Guinea's Alpha Conde won the West African nation's highly contested presidential poll, the national electoral authority said Saturday, setting the stage for a controversial third term for the 82-year old.
Announcing provisional results, the president of the electoral authority Kabinet Cisse said that Conde had won 59.49 percent of the votes in the October 18 election.
His main opponent Cellou Dalein Diallo -- at the forefront of months protests against a Conde third term -- won 33.5 percent of the vote.
"Long live democracy, long live peace, may God bless Guinea," Cisse said during a ceremony in the capital Conakry, as Conde supporters leapt to their feet and cheered the president's victory.
The announcement follows days of post-election violence in which around 10 people were killed in clashes across the nation of some 13 million people.
Doubting the independence of the electoral authority, Diallo had on Monday declared himself victorious in the presidential election before the results were announced -- which triggered confrontations between his supporters and security forces.
Police were out in force in Conakry on Saturday, where in a suburb, an AFP journalist heard shots firing.
While Guinea's independent national electoral commission (CENI) declared the provisional tally, the constitutional court must still sign off on the result. It is expected to do in about one week.
With his win, 82-year-old Conde is set to govern for another six years, and could potentially also run for another fourth term after that.
Deep opposition to a third term by Conde triggered mass protests in the former French colony from October last year, in which security forces killed dozens of people.
In March, the president pushed through a new constitution which he argued would modernise the country.
But the move also allowed him to bypass a two-term limit for presidents, allowing him to run again on October 18.
Guinea is a poor country -- despite rich deposits of bauxite, gold and diamonds -- that has known little political stability since independence in 1958.
Conde, a former opposition activist who spent decades in exile, became the country's first democratically-elected president in 2010, and was re-elected in 2015.
But hopes of a new political dawn have soured, with rights groups accusing the president of veering towards authoritarianism.
Diallo was formerly a prime minister under authoritarian leader Lansana Conte.

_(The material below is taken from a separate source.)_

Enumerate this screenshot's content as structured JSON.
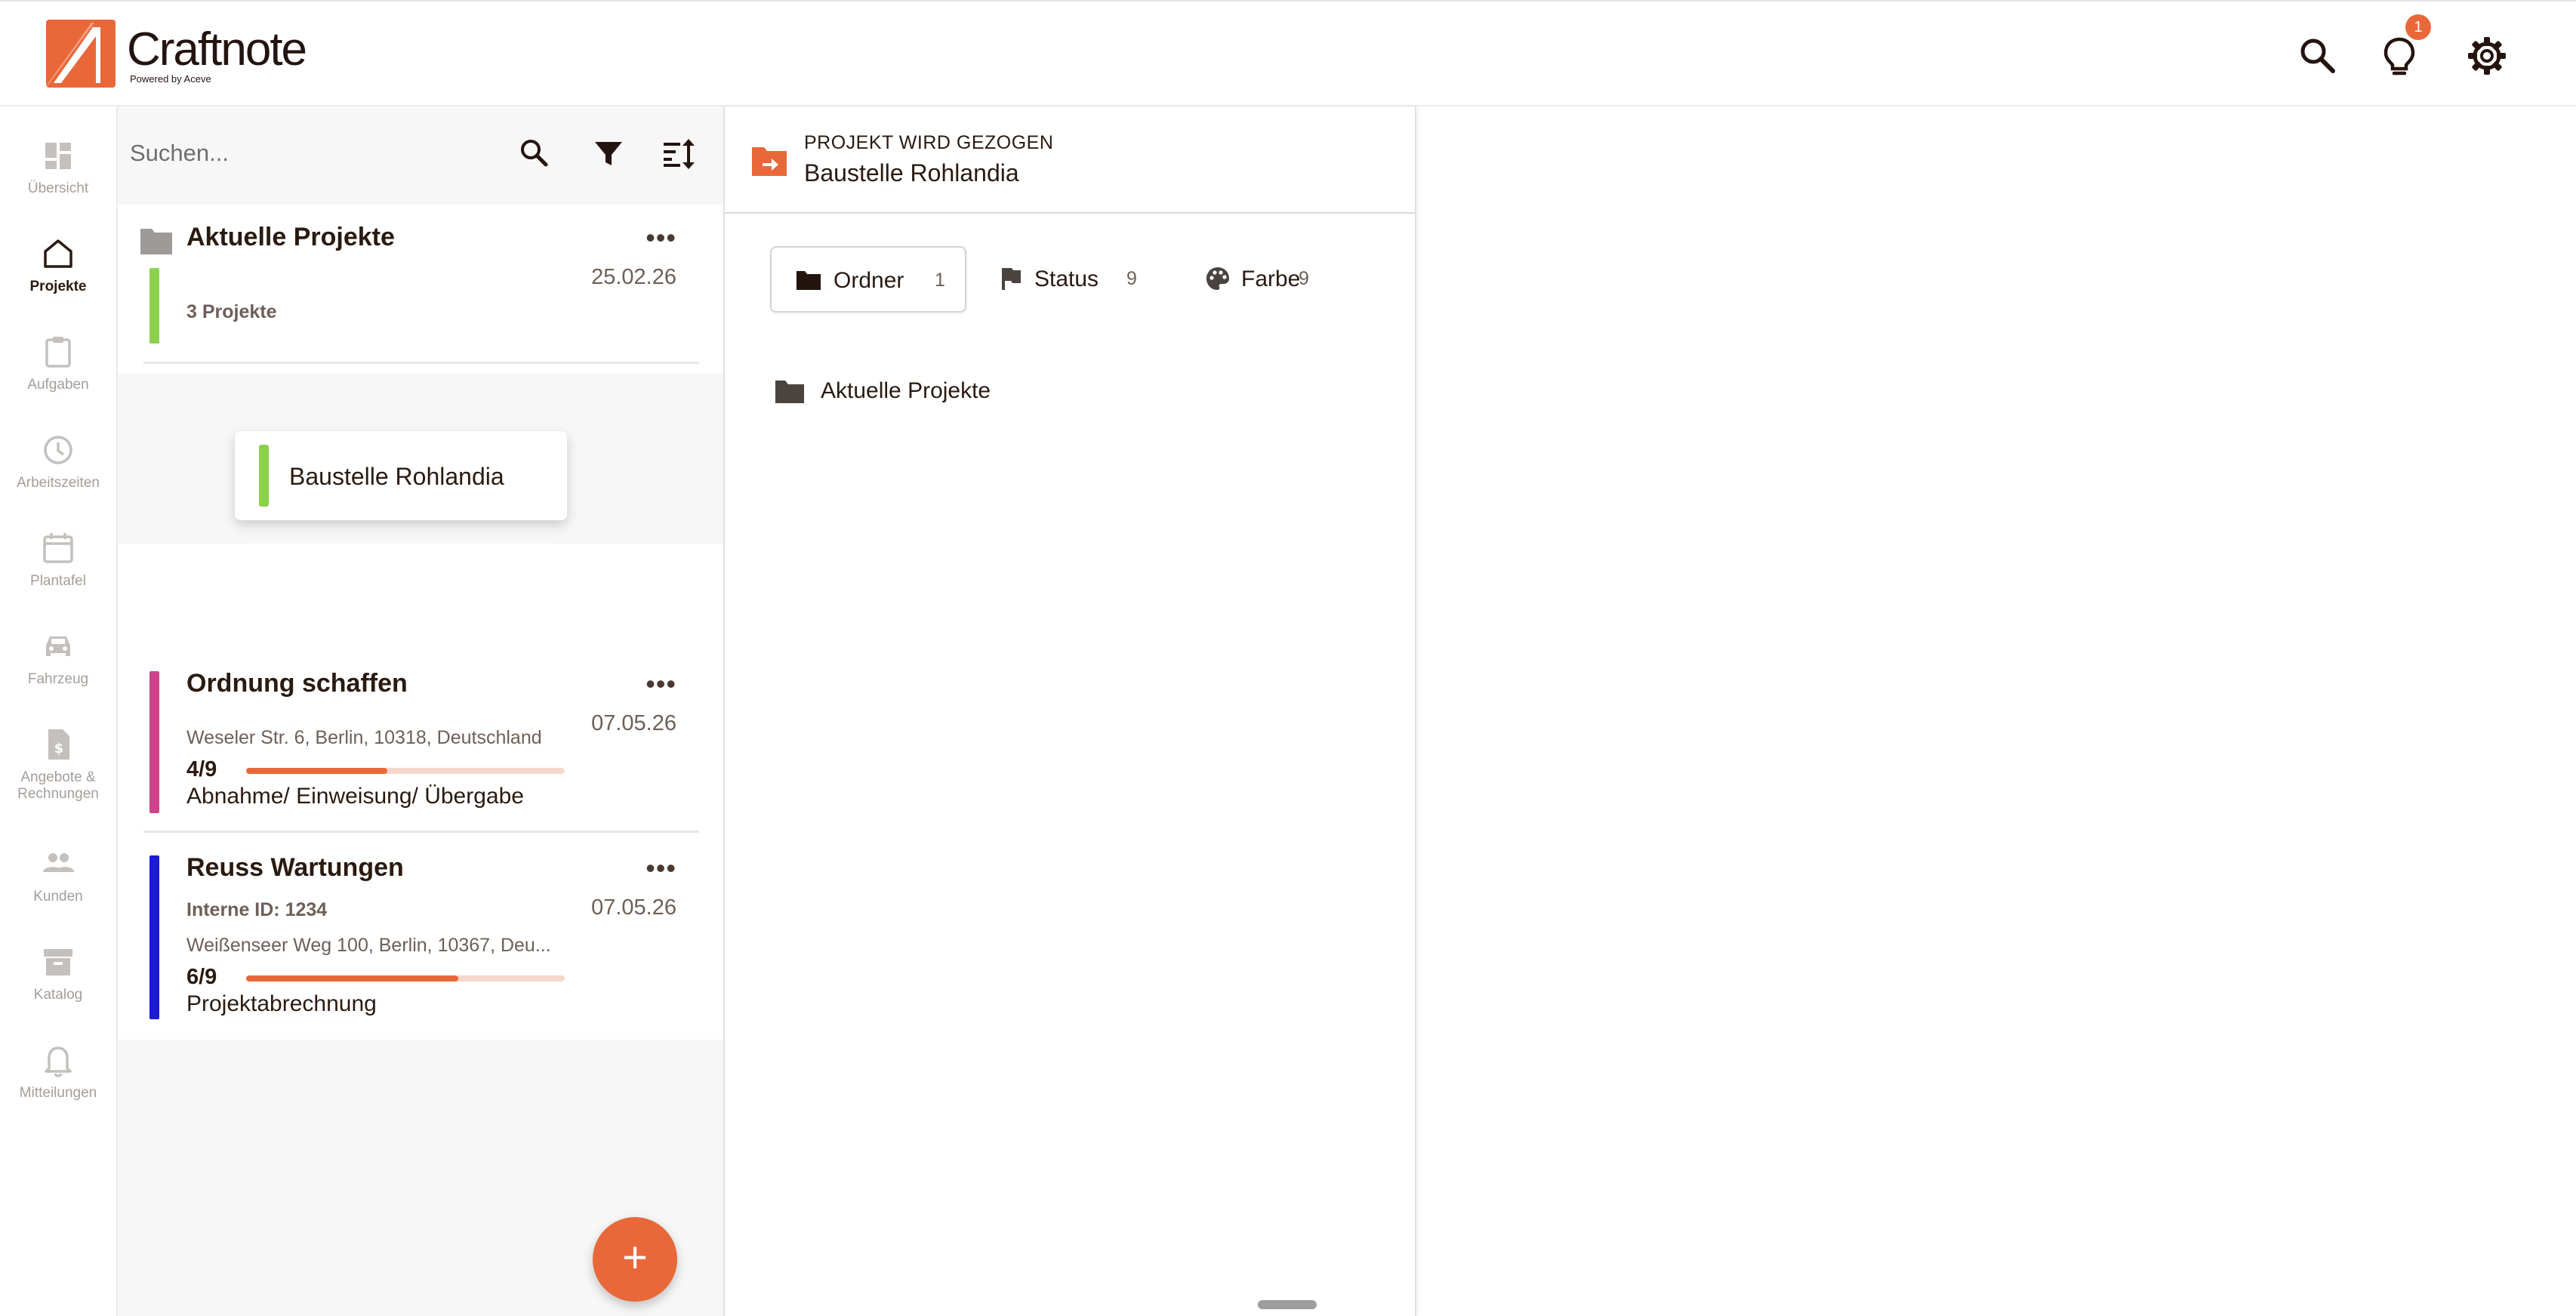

He unsuccessfully contested elections against Conde in both 2010 and 2015.
'Violence must stop'
The 68-year-old leader's self-proclaimed victory on Monday plunged Guinea in a fresh round of violent clashes, in which around 10 people died, according to the government.
The opposition says that 27 people were killed, however. AFP was unable to independently confirm the death toll.
Five people were killed on the outskirts of Conakry on Friday, when a train carrying fuel was attacked after the rail tracks were sabotaged.
And in another confused incident, at least three gendarmes, a soldier and civilian were killed in a suburb of the capital on Friday, according to government official who declined to be named.
The International Criminal Court's chief prosecutor warned Friday that rival parties in Guinea could be prosecuted after fighting erupted.
"We are... continuing to closely monitor developments on the ground. The violence must stop," Fatou Bensouda said in a tweet.
"I wish to repeat this important reminder: anyone who commits, orders, incites, encourages and contributes in any other way to crimes... is liable to prosecution either by the Guinean courts or the ICC," she said.
Before the vote, the election campaign was also fraught with tension. Conde was accused of stoking ethnic divisions for electoral ends, for example -- a charge he denies.
Guinea's politics are mainly drawn along ethnic lines: the president's base is mostly from the ethnic Malinke community and Diallo's from the Fulani people.